At ULL he served as the director of the freshman English program, the director of the Deep South Writers Conference, the director of the Interdisciplinary Humanities Program, director of the Creative Writing Program and the Head of the English Department. 
 
He is the recipient of both the ULL Foundation’s Distinguished Professor Award and the Outstanding Teacher Award.  He was president of the National Association of Humanities Education and served as the editor of its journal, Interdisciplinary Humanities. He is one of the founding members of Narrative 4, an international youth story exchange which works for community building and social justice issues through storytelling around the themes of violence, faith, environment, identity and immigration. 

He is on the Advisory Board of Festival of Words of Grand Coteau, an organization founded to bring literacy and literature to underserved and underprivileged communities. He is also on the Advisory Board of NUNU Cultural Arts Collective in Arnaudville and on the Board of the Ernest J. Gaines Center at University of Louisiana at Lafayette. 

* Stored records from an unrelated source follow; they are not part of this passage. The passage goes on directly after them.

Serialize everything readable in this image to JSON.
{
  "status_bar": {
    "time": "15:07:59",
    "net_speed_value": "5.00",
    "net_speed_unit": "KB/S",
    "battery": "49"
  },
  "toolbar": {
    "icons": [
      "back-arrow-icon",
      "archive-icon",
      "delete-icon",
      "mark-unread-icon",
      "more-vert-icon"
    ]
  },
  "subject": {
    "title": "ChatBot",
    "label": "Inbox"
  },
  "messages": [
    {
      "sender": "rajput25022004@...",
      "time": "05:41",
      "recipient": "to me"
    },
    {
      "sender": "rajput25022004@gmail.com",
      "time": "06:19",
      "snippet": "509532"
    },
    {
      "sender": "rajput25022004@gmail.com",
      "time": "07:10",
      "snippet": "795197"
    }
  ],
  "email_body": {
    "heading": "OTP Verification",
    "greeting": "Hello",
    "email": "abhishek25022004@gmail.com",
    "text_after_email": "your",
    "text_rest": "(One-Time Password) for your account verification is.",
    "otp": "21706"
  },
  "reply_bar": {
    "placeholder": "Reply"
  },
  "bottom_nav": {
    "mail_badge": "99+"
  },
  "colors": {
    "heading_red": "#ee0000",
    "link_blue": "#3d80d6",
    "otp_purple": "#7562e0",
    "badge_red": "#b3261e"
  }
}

His 10 poetry publications include his first book Plainsongs (poems set in the Marais Bouleur) and his later works, Megan’s Guitar and Other Poems from Acadie (poems in the voices of the historical figures of the two largest Cajun migrations into Louisiana), “if you abandon me, comment je vas faire, An Amédé Ardoin Songbook,” and Where I Waited (poems in the voices of four pioneer figures in early Louisiana traditional music).  He is the co-founder of the Améde Ardoin Project (with Patricia Cravins), a social justice project to create a public commemorative for the iconic traditional Louisiana Creole musician. His work, From the Other Side, is a series of sonnets on the founder of the Holy Family Sisters Henriette Delille, keyed to abstract expressionist paintings of NSU graduate and Byrd High School art teacher Bill Gingles, and his latest work migraré is a set of ekphrastic ghazals, also keyed to the work of Bill Gingles, a graduate of the NSULA visual arts program. 

He and his wife Karen are members of the Christ the King Mission Church community of Bellevue, La., an historic rural Black Catholic church. The church and its school, which was operational until the 1950s, was founded by the Sisters of the Holy Family.